Voilà pour la première partie de mon exposé dont le titre était canis, le chien.

Je vais essayer d’être plus concis pour la deuxième partie portant sur la balle. Voyez, je fonctionne par association d’idées.
Quand on voit cette balle qui rebondit, une balle rouge, on pense à un cœur. Quand on pense au cannibalisme le plus sauvage, c’est souvent le cœur qui est sous le feu de l’imagination. On n’est plus dans le registre rationnel de la viande blanche, de l’évaluation de la peur, du test de la mort. On est tout à fait dans le registre émotionnel.
Le cannibale féroce a cette puissance de percer la cage thoracique d’autrui pour lui extraire son cœur et le dévorer. C’est un acte férocement sexuel de pénétration et de dévoration. Il y a quelques mois — je l’ai lu lors d’une de mes quotidiennes revues de presse — dans une prison de Rouen, un homme commettait exactement cet acte que je viens de vous décrire sur son co-détenu. Je vous épargnerai le détail de son témoignage, mais il lie très parfaitement son geste à un accomplissement sexuel d’un désir trop fou pour être satisfait par une triviale pénétration du rectum.
On peut citer toute une tradition de récits de dévoration du cœur. La légende du « coeur mangé » a ainsi donné de nombreux romans au moyen-âge. On trouve également cette histoire dans la littérature de l’Inde, dans le Decameron de Boccace. Bien, cette histoire raconte comment un mari jaloux se venge de sa femme adultère en lui faisant déguster, selon une savante préparation, le coeur de son amant. La pauvre n’est bien sûr pas au courant, elle en mourra. Au-delà d’une vengeance un peu fétide, il y a, je trouve, l’aveu pour le mari que sa femme aimait son amant bien plus que lui, et hors de toute mesure. C’est un aveu terrible d’impuissance.
Il y a le cœur qui palpite, mais ce n’est pas la seule chose qui attire l’attention du cannibale ! Il y a également, chez l’homme, le gland, les testicules, et chez la femme, le clitoris ainsi que les tétons. On peut noter également une attirance pour les doigts des mains et des pieds…
Chacune de ces extrémités est dotée par l’imagination cannibale de vertus magiques.
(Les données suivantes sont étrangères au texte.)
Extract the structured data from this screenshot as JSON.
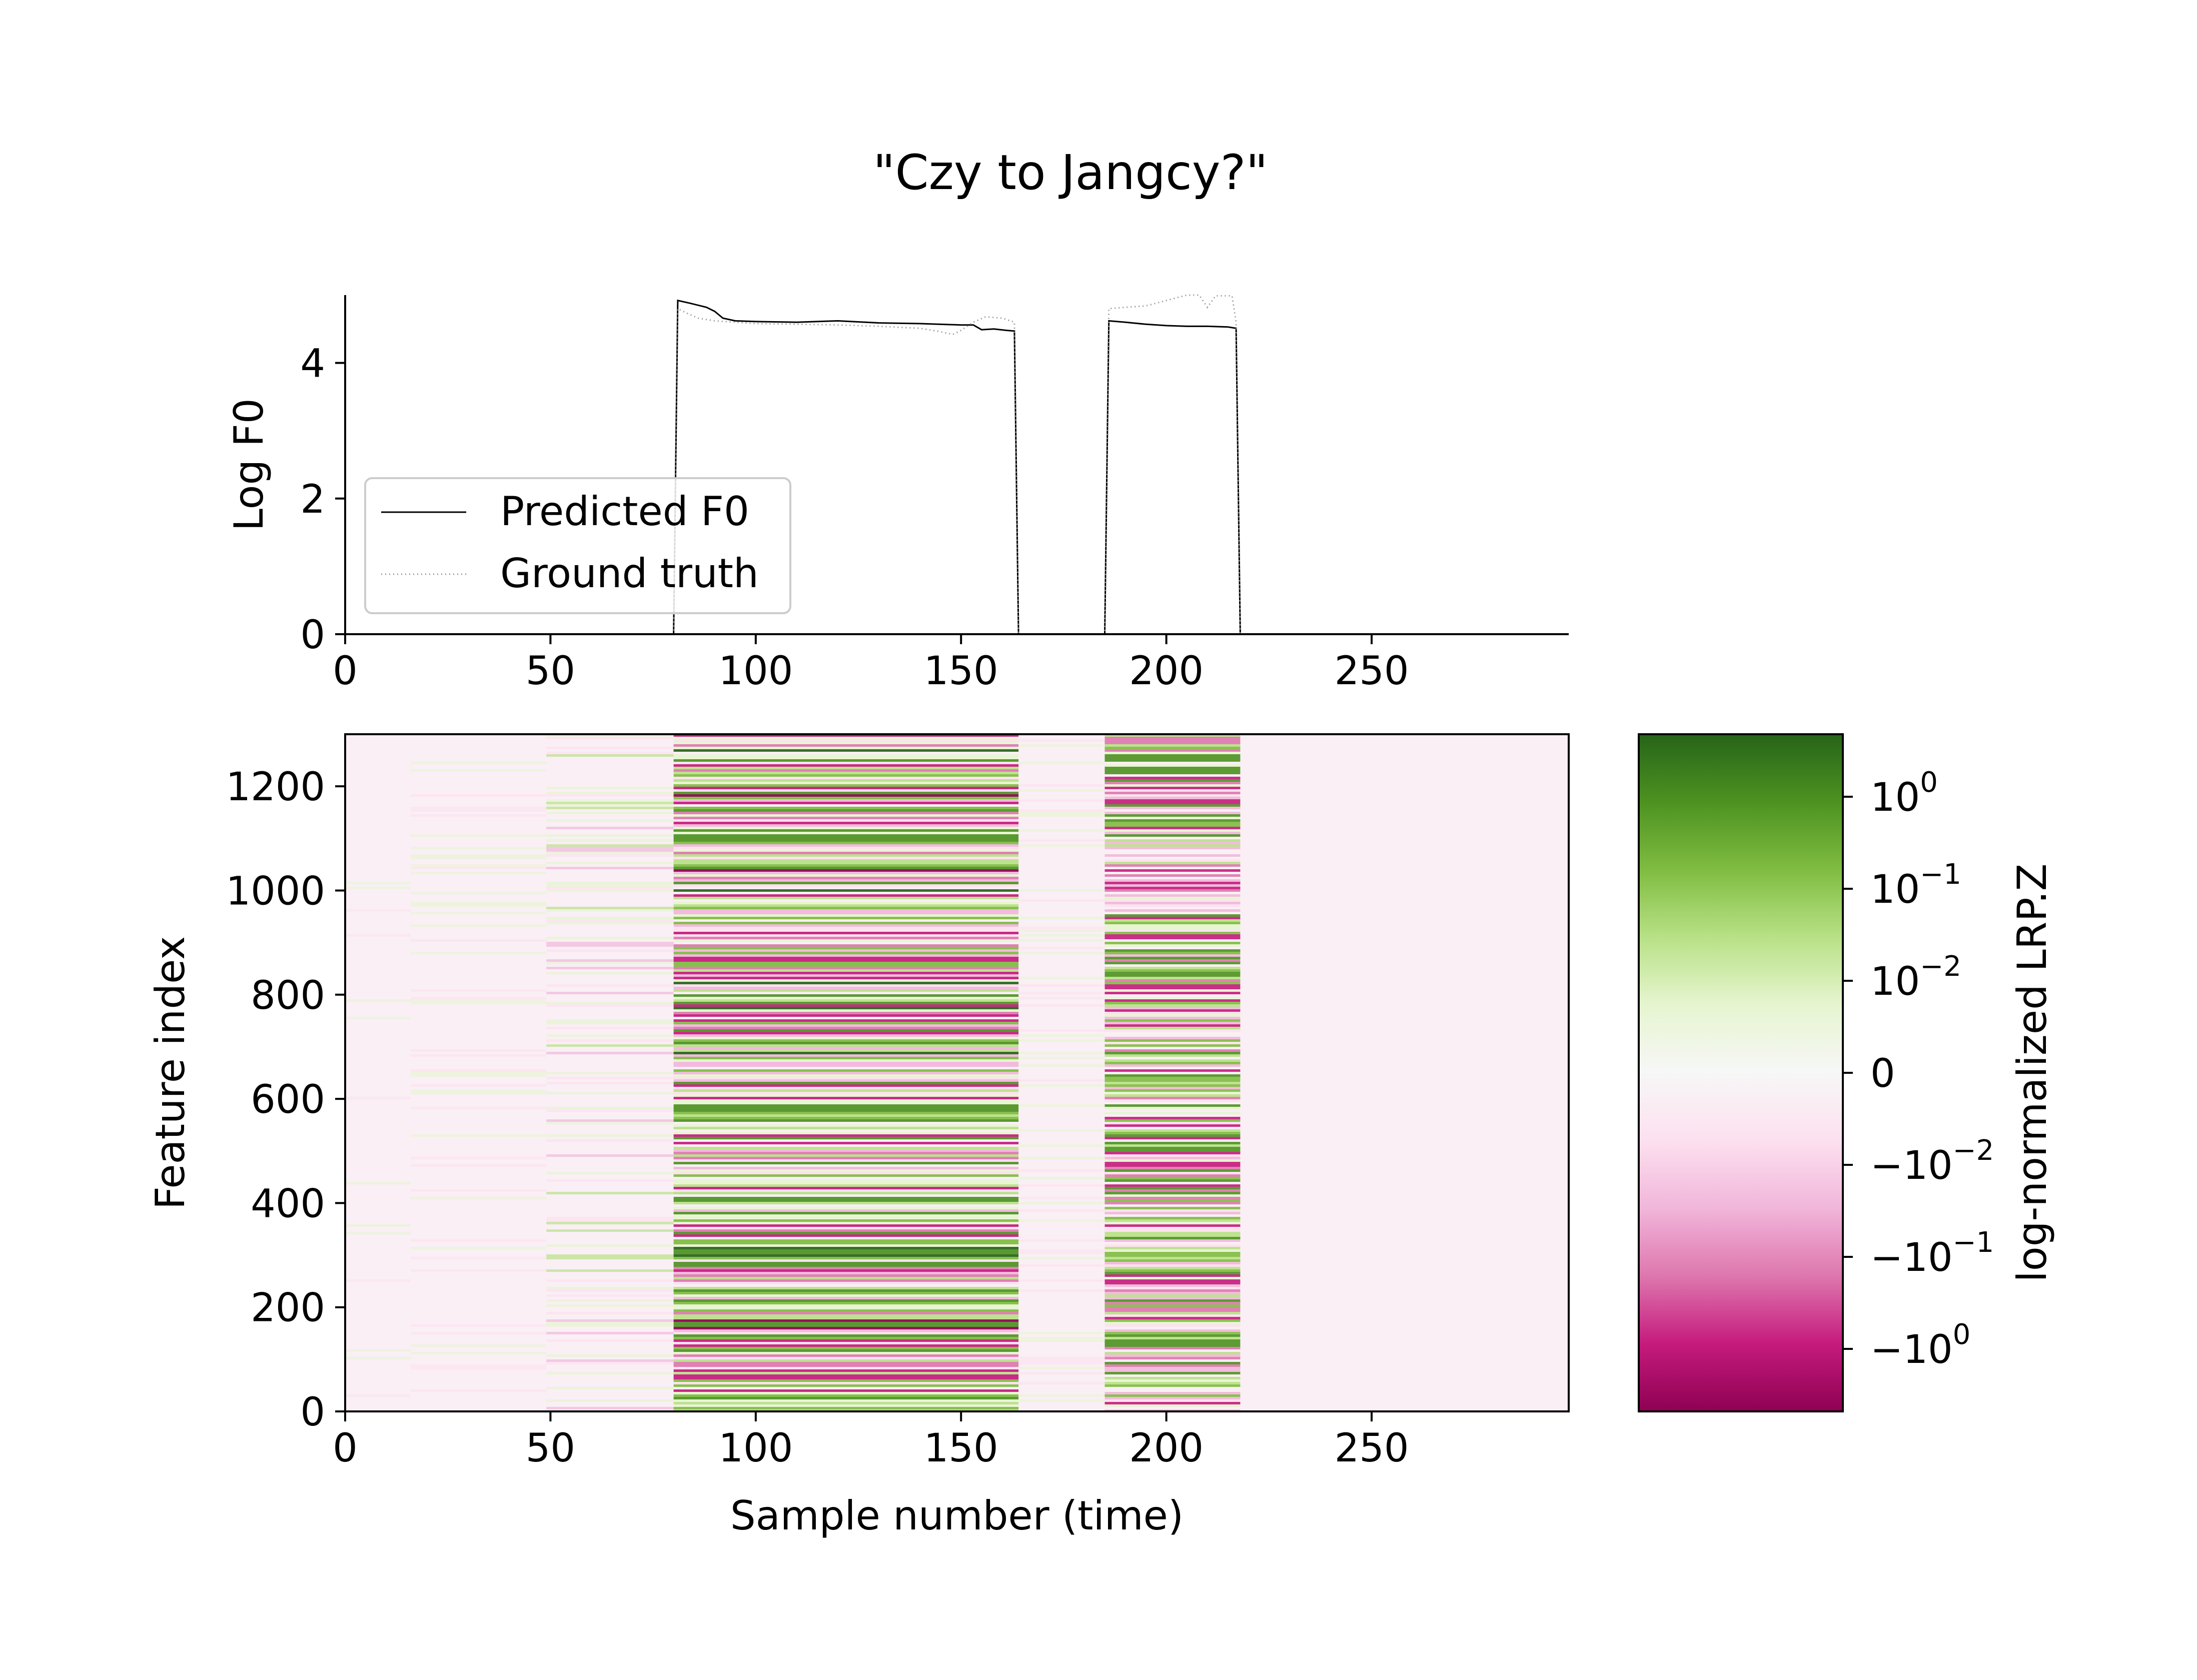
{
  "chart_data": [
    {
      "type": "line",
      "title": "\"Czy to Jangcy?\"",
      "xlabel": "",
      "ylabel": "Log F0",
      "xlim": [
        0,
        298
      ],
      "ylim": [
        0,
        5
      ],
      "xticks": [
        0,
        50,
        100,
        150,
        200,
        250
      ],
      "yticks": [
        0,
        2,
        4
      ],
      "legend": {
        "placement": "lower-left"
      },
      "series": [
        {
          "name": "Predicted F0",
          "color": "#000000",
          "style": "solid",
          "points": [
            [
              0,
              0
            ],
            [
              80,
              0
            ],
            [
              81,
              4.92
            ],
            [
              84,
              4.88
            ],
            [
              88,
              4.82
            ],
            [
              90,
              4.76
            ],
            [
              92,
              4.66
            ],
            [
              95,
              4.62
            ],
            [
              100,
              4.61
            ],
            [
              110,
              4.6
            ],
            [
              120,
              4.62
            ],
            [
              130,
              4.59
            ],
            [
              140,
              4.58
            ],
            [
              150,
              4.56
            ],
            [
              153,
              4.56
            ],
            [
              155,
              4.49
            ],
            [
              158,
              4.5
            ],
            [
              161,
              4.48
            ],
            [
              163,
              4.47
            ],
            [
              164,
              0
            ],
            [
              185,
              0
            ],
            [
              186,
              4.62
            ],
            [
              190,
              4.6
            ],
            [
              195,
              4.57
            ],
            [
              200,
              4.55
            ],
            [
              205,
              4.54
            ],
            [
              210,
              4.54
            ],
            [
              215,
              4.53
            ],
            [
              217,
              4.51
            ],
            [
              218,
              0
            ],
            [
              298,
              0
            ]
          ]
        },
        {
          "name": "Ground truth",
          "color": "#999999",
          "style": "dotted",
          "points": [
            [
              0,
              0
            ],
            [
              80,
              0
            ],
            [
              81,
              4.8
            ],
            [
              83,
              4.74
            ],
            [
              86,
              4.66
            ],
            [
              90,
              4.62
            ],
            [
              100,
              4.58
            ],
            [
              110,
              4.57
            ],
            [
              120,
              4.56
            ],
            [
              130,
              4.54
            ],
            [
              140,
              4.51
            ],
            [
              145,
              4.46
            ],
            [
              148,
              4.42
            ],
            [
              150,
              4.48
            ],
            [
              153,
              4.6
            ],
            [
              156,
              4.68
            ],
            [
              160,
              4.66
            ],
            [
              163,
              4.6
            ],
            [
              164,
              0
            ],
            [
              185,
              0
            ],
            [
              186,
              4.8
            ],
            [
              190,
              4.82
            ],
            [
              195,
              4.84
            ],
            [
              200,
              4.92
            ],
            [
              205,
              5.0
            ],
            [
              208,
              5.0
            ],
            [
              210,
              4.82
            ],
            [
              212,
              4.99
            ],
            [
              216,
              4.99
            ],
            [
              217,
              4.6
            ],
            [
              218,
              0
            ],
            [
              298,
              0
            ]
          ]
        }
      ]
    },
    {
      "type": "heatmap",
      "xlabel": "Sample number (time)",
      "ylabel": "Feature index",
      "xlim": [
        0,
        298
      ],
      "ylim": [
        0,
        1300
      ],
      "xticks": [
        0,
        50,
        100,
        150,
        200,
        250
      ],
      "yticks": [
        0,
        200,
        400,
        600,
        800,
        1000,
        1200
      ],
      "colormap": "PiYG",
      "colorbar": {
        "label": "log-normalized LRP.Z",
        "ticks": [
          "10",
          "10",
          "10",
          "0",
          "−10",
          "−10",
          "−10"
        ],
        "exponents": [
          "0",
          "−1",
          "−2",
          "",
          "−2",
          "−1",
          "0"
        ],
        "colors": [
          "#276419",
          "#4d9221",
          "#7fbc41",
          "#b8e186",
          "#e6f5d0",
          "#f7f7f7",
          "#fde0ef",
          "#f1b6da",
          "#de77ae",
          "#c51b7d",
          "#8e0152"
        ]
      },
      "regions": [
        {
          "x_range": [
            0,
            16
          ],
          "intensity": 0.02
        },
        {
          "x_range": [
            16,
            49
          ],
          "intensity": 0.12
        },
        {
          "x_range": [
            49,
            80
          ],
          "intensity": 0.3
        },
        {
          "x_range": [
            80,
            164
          ],
          "intensity": 0.85
        },
        {
          "x_range": [
            164,
            185
          ],
          "intensity": 0.15
        },
        {
          "x_range": [
            185,
            218
          ],
          "intensity": 0.8
        },
        {
          "x_range": [
            218,
            298
          ],
          "intensity": 0.0
        }
      ]
    }
  ]
}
Ainsi, cet allemand qui avait émis une petite annonce pour trouver un autre homme volontaire pour se faire manger, définit avec son partenaire ce qui sera consommé en premier. Ils se mettent d’accord sur une petite friture des couilles qu’ils dégustent ensemble, victime et bourreau. Il y a là un simulacre d’amour homosexuel ou bien alors je suis un obsédé complètement à côté de la plaque.
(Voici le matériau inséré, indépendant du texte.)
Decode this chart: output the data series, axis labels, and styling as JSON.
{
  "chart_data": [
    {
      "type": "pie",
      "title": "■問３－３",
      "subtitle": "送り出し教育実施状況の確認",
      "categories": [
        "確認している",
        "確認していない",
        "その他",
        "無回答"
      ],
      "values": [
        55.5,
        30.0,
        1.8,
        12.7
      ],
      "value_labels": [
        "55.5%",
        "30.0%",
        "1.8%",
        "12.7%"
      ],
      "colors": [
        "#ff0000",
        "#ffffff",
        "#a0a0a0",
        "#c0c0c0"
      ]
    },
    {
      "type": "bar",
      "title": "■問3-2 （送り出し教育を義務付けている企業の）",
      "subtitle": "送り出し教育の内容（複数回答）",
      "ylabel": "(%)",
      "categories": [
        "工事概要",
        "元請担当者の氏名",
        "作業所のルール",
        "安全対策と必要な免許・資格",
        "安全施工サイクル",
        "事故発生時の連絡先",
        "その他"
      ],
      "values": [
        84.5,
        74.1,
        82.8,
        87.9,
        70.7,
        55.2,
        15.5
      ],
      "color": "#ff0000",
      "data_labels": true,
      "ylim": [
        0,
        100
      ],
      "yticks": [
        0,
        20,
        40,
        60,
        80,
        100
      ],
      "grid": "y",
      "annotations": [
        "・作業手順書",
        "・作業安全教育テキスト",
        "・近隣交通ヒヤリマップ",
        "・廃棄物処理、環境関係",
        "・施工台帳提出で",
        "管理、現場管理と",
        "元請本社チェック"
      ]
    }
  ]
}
Une autre idée me vient, oserai-je la formuler… une idée en rapport avec cet aspect aventureux de notre psyché, mais quelque chose d’indécent pour une si sérieuse assemblée dans le même temps… L’homme qui se croit malin parce qu’une dame consent à lui pratiquer une attention gourmande à l’endroit de la quelquefois seule fierté qu’il possède, ne devrait jamais oublier le bébé qu’il était, qui mettait sa main dans la bouche de sa mère en espérant que cette main ressortirait intacte. Il ne devrait pas oublier que ce qu’il croit magique en lui, peut en un instant retourner au néant de la matrice du verbe, de la parole. Et heureusement pour les quelques hommes ici présents, je me tairai avant d’évoquer une autre forme de dévoration que Nagisa Hoshima évoque dans son film L’Empire des sens. Car la supériorité psychique de la femme sur l’homme en matière de cannibalisme est indépassable.